REPOSNSE - Many thanks, we produced a new table 2 to report on the variables requested by the reviewer.
COMMENT - 5. You provide an estimate of annual autoimmune myositis cases of 1.19 to 19/million. For Yorkshire this would be 6.5 to 107. Please provide data for your case rate for previous years, perhaps using interquartile data.
RESPONSE – Thank you, this is a good point but unfortunately we do not have a joined up Yorkshire myositis database. This work was based on the uncommonly large numbers of cases turning up.
Reviewer 3 Report
Estimated Authors,
Estimated Editors,
in the present brief article from De Marco et al, a series of 15 cases of myositis from Yorkshire have been reported and discussed, with accurate comparisons with National and international estimates. Briefly, these increased reporting is scarcely consistent with pre-existent data on myositis epidemiology, and the sequential relationship between vaccine and myositis may be indicative of a potential long-term cause.
In fact, as reported: "New onset disease occurred after first vaccination (5 cases), second vaccination (7 cases) or after third dose (3 cases) which was often a different vaccine. Of the cases, 6 had systemic complications including skin (3 cases), lung (3 cases), heart (2 cases) and x/15 had myositis associated autoantibodies".

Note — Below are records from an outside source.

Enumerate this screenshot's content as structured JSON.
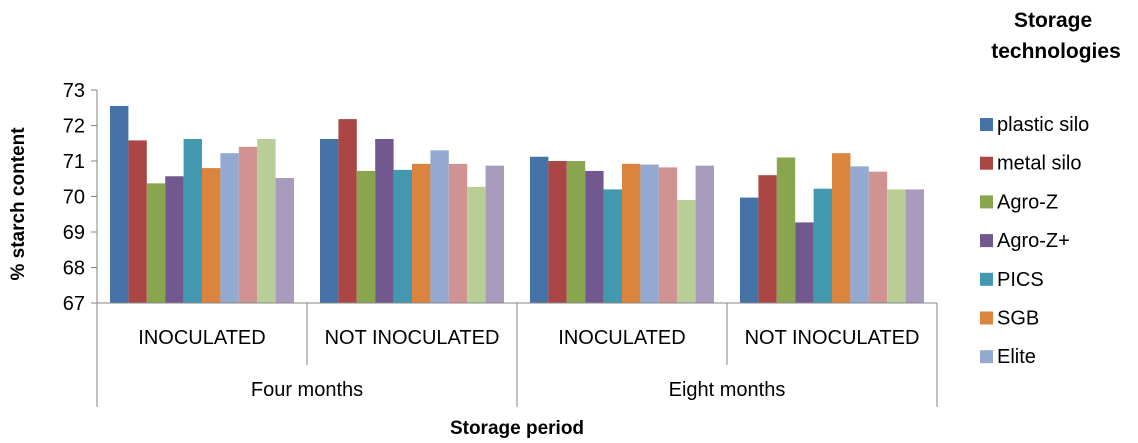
{
  "chart_data": {
    "type": "bar",
    "title": "",
    "xlabel": "Storage period",
    "ylabel": "% starch content",
    "ylim": [
      67,
      73
    ],
    "yticks": [
      67,
      68,
      69,
      70,
      71,
      72,
      73
    ],
    "grid": false,
    "legend_position": "right",
    "legend_title": "Storage technologies",
    "groups": [
      {
        "label": "Four months",
        "categories": [
          "INOCULATED",
          "NOT INOCULATED"
        ]
      },
      {
        "label": "Eight months",
        "categories": [
          "INOCULATED",
          "NOT INOCULATED"
        ]
      }
    ],
    "categories": [
      "Four months - INOCULATED",
      "Four months - NOT INOCULATED",
      "Eight months - INOCULATED",
      "Eight months - NOT INOCULATED"
    ],
    "series": [
      {
        "name": "plastic silo",
        "color": "#4572A7",
        "values": [
          72.55,
          71.62,
          71.12,
          69.97
        ]
      },
      {
        "name": "metal silo",
        "color": "#AA4643",
        "values": [
          71.58,
          72.18,
          71.0,
          70.6
        ]
      },
      {
        "name": "Agro-Z",
        "color": "#89A54E",
        "values": [
          70.37,
          70.72,
          71.0,
          71.1
        ]
      },
      {
        "name": "Agro-Z+",
        "color": "#71588F",
        "values": [
          70.57,
          71.62,
          70.72,
          69.27
        ]
      },
      {
        "name": "PICS",
        "color": "#4198AF",
        "values": [
          71.62,
          70.75,
          70.2,
          70.22
        ]
      },
      {
        "name": "SGB",
        "color": "#DB843D",
        "values": [
          70.8,
          70.92,
          70.92,
          71.22
        ]
      },
      {
        "name": "Elite",
        "color": "#93A9CF",
        "values": [
          71.22,
          71.3,
          70.9,
          70.85
        ]
      },
      {
        "name": "",
        "color": "#D19392",
        "values": [
          71.4,
          70.92,
          70.82,
          70.7
        ]
      },
      {
        "name": "",
        "color": "#B9CD96",
        "values": [
          71.62,
          70.27,
          69.9,
          70.2
        ]
      },
      {
        "name": "",
        "color": "#A99BBD",
        "values": [
          70.52,
          70.87,
          70.87,
          70.2
        ]
      }
    ]
  }
}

Such results, deserves some attentions from the public health authorities, and represent a sort of re-enforcement for promoting a quick acceptance of this study.
Author Response
COMMENT - In the present brief article from De Marco et al, a series of 15 cases of myositis from Yorkshire have been reported and discussed, with accurate comparisons with National and international estimates. Briefly, these increased reporting is scarcely consistent with pre-existent data on myositis epidemiology, and the sequential relationship between vaccine and myositis may be indicative of a potential long-term cause.
RESPONSE - We thank the referee for this comment which captures the essence of our work.
COMMENT - In fact, as reported: "New onset disease occurred after first vaccination (5 cases), second vaccination (7 cases) or after third dose (3 cases) which was often a different vaccine. Of the cases, 6 had systemic complications including skin (3 cases), lung (3 cases), heart (2 cases) and x/15 had myositis associated autoantibodies".
Such results, deserves some attentions from the public health authorities, and represent a sort of re- enforcement for promoting a quick acceptance of this study.
RESPONSE - We fully agree with these sentiments and we have down our best to turn the paper around quickly to facilate fast publication. We have also provided a mechanistic model in a new Figure 4 to offer a model for the findings. This can now be tested in the real world setting in databases and in animal models.
Round 2
Reviewer 2 Report
Thanks to the authors for a comprehensive and careful update. This will be of great help to subsequent authors and eventually systematic reviewers summarising a series of such case reports.
Author Response
Many thanks for your reply.
We have also re-edited the manuscript according to requests from the scientific editor and we are grateful to them and you for all the precious suggestions provided.